Merrill Matthews of the Council for Affordable Health Insurance opened with a 10-point description of who the uninsured are, setting the stage for a discussion of how to best reach them.
1. The first panel discussed ways to make the private marketplace for health insurance work better. Greg Scandlen of the Galen Institute described how consumer-directed health care is helping to improve efficiency in the marketplace.
Tom Miller of the Joint Economic Committee explained the features of stable risk pools and how state-based regulatory burdens could be lightened by allowing people to buy health insurance across state lines.
Scott Spiker, president and CEO of Destiny Health, gave his real-world perspective on the barriers to efficiency and free choice in the health insurance market.

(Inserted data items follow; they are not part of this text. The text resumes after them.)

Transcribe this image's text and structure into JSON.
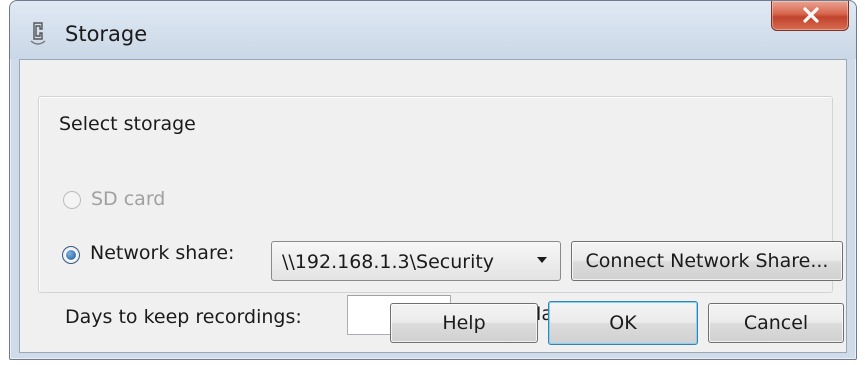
{
  "window": {
    "title": "Storage",
    "close_glyph": "X",
    "icon": "storage-app-icon"
  },
  "group": {
    "caption": "Select storage"
  },
  "sd_card": {
    "label": "SD card",
    "selected": false,
    "enabled": false
  },
  "network_share": {
    "label": "Network share:",
    "selected": true,
    "path": "\\\\192.168.1.3\\Security",
    "connect_label": "Connect Network Share..."
  },
  "retention": {
    "label": "Days to keep recordings:",
    "days_value": "",
    "max_label": "Max",
    "max_checked": true
  },
  "buttons": {
    "help": "Help",
    "ok": "OK",
    "cancel": "Cancel"
  },
  "colors": {
    "close_button": "#c84a33",
    "radio_selected": "#1d5a9a",
    "checkbox_check": "#1f3d6b",
    "default_button_border": "#3c7fb1"
  }
}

A veteran of the financial services industry before joining this premier HSA company, Spiker said that consumers would greatly benefit from increased competition and expanded choice. He said walls should be torn down to allow people to buy health insurance across state lines, producing the efficiency we’ve seen in interstate banking.
Spiker gave an example of how states drive up costs by barring underwriting: When an insurance company can’t see the risk they’re taking, it drives up costs because a contingency premium must be built into the price as a protection against potentially large claims, Spiker explained.

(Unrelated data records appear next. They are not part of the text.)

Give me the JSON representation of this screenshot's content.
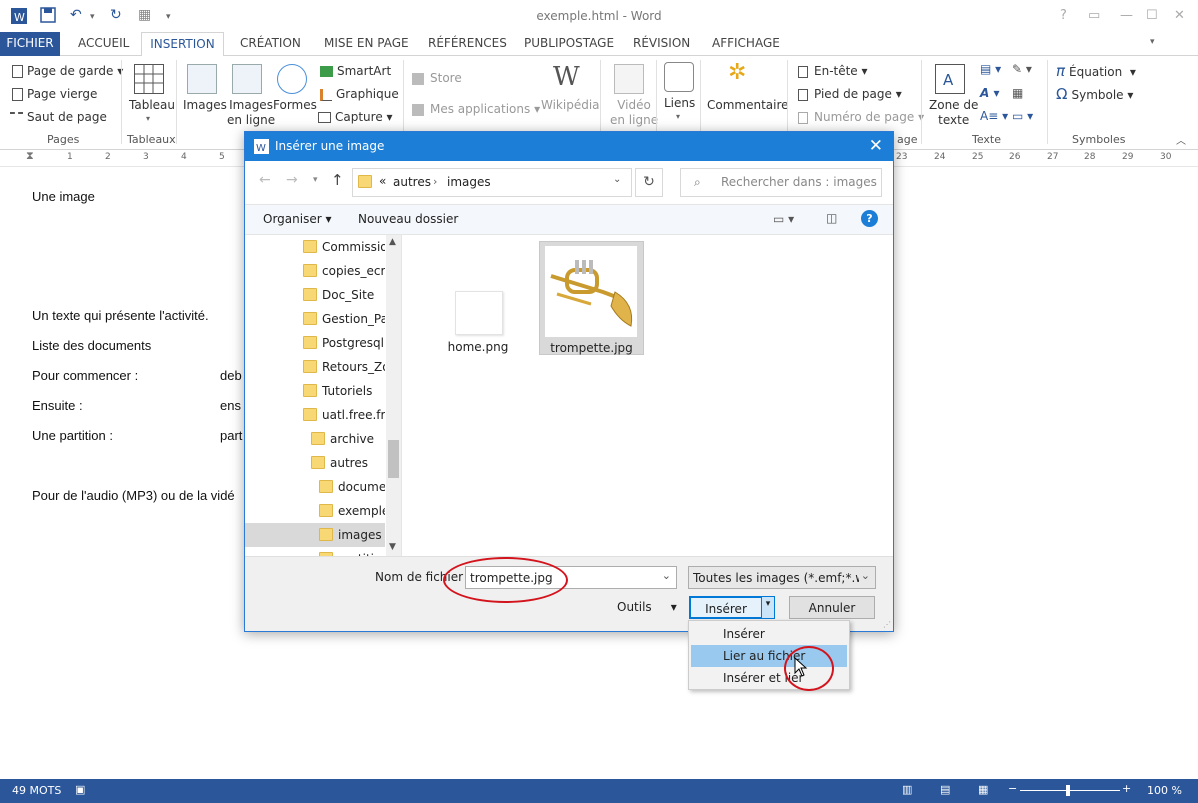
{
  "window": {
    "title": "exemple.html - Word"
  },
  "tabs": [
    "FICHIER",
    "ACCUEIL",
    "INSERTION",
    "CRÉATION",
    "MISE EN PAGE",
    "RÉFÉRENCES",
    "PUBLIPOSTAGE",
    "RÉVISION",
    "AFFICHAGE"
  ],
  "ribbon": {
    "pages": {
      "page_garde": "Page de garde",
      "page_vierge": "Page vierge",
      "saut_page": "Saut de page",
      "group": "Pages"
    },
    "tableaux": {
      "tableau": "Tableau",
      "group": "Tableaux"
    },
    "illustrations": {
      "images": "Images",
      "images_en_ligne": "Images\nen ligne",
      "formes": "Formes",
      "smartart": "SmartArt",
      "graphique": "Graphique",
      "capture": "Capture"
    },
    "apps": {
      "store": "Store",
      "mes_applications": "Mes applications",
      "wikipedia": "Wikipédia"
    },
    "media": {
      "video": "Vidéo\nen ligne"
    },
    "liens": {
      "liens": "Liens"
    },
    "commentaires": {
      "commentaire": "Commentaire"
    },
    "entete": {
      "en_tete": "En-tête",
      "pied_page": "Pied de page",
      "numero_page": "Numéro de page",
      "group_tail": "age"
    },
    "texte": {
      "zone_texte": "Zone de\ntexte",
      "group": "Texte"
    },
    "symboles": {
      "equation": "Équation",
      "symbole": "Symbole",
      "group": "Symboles"
    }
  },
  "ruler": {
    "left": [
      "1",
      "2",
      "3",
      "4",
      "5"
    ],
    "right": [
      "23",
      "24",
      "25",
      "26",
      "27",
      "28",
      "29",
      "30"
    ]
  },
  "document": {
    "line1": "Une image",
    "line2": "Un texte qui présente l'activité.",
    "line3": "Liste des documents",
    "line4_label": "Pour commencer :",
    "line4_val": "deb",
    "line5_label": "Ensuite :",
    "line5_val": "ens",
    "line6_label": "Une partition :",
    "line6_val": "part",
    "line7": "Pour de l'audio (MP3) ou de la vidé"
  },
  "status": {
    "words": "49 MOTS",
    "zoom": "100 %"
  },
  "dialog": {
    "title": "Insérer une image",
    "breadcrumb": [
      "autres",
      "images"
    ],
    "breadcrumb_prefix": "«",
    "search_placeholder": "Rechercher dans : images",
    "organiser": "Organiser",
    "nouveau_dossier": "Nouveau dossier",
    "nav_items": [
      "Commission",
      "copies_ecra",
      "Doc_Site",
      "Gestion_Pag",
      "Postgresql",
      "Retours_Zoo",
      "Tutoriels",
      "uatl.free.fr",
      "archive",
      "autres",
      "documen",
      "exemple_",
      "images",
      "partiti"
    ],
    "files": [
      {
        "name": "home.png"
      },
      {
        "name": "trompette.jpg"
      }
    ],
    "filename_label": "Nom de fichier :",
    "filename_value": "trompette.jpg",
    "filetype": "Toutes les images (*.emf;*.wmf;",
    "outils": "Outils",
    "inserer": "Insérer",
    "annuler": "Annuler",
    "menu": [
      "Insérer",
      "Lier au fichier",
      "Insérer et lier"
    ]
  }
}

2. The second panel described ways in which the private health sector can and does provide a safety net.
I led off by describing the need to provide new resources to those who are uninsured – those who make too much to qualify for public programs like Medicaid and SCHIP and too little to have the good higher-paying jobs that come with health insurance.
Refundable tax credits for the uninsured have bi-partisan support, with new legislation introduced just last week. We can help to fix the marketplace, create new purchasing pools, and reduce regulatory barriers but what the lower-income uninsured need most is the kind of help that working people with health insurance get – a tax boost to help them afford private insurance coverage.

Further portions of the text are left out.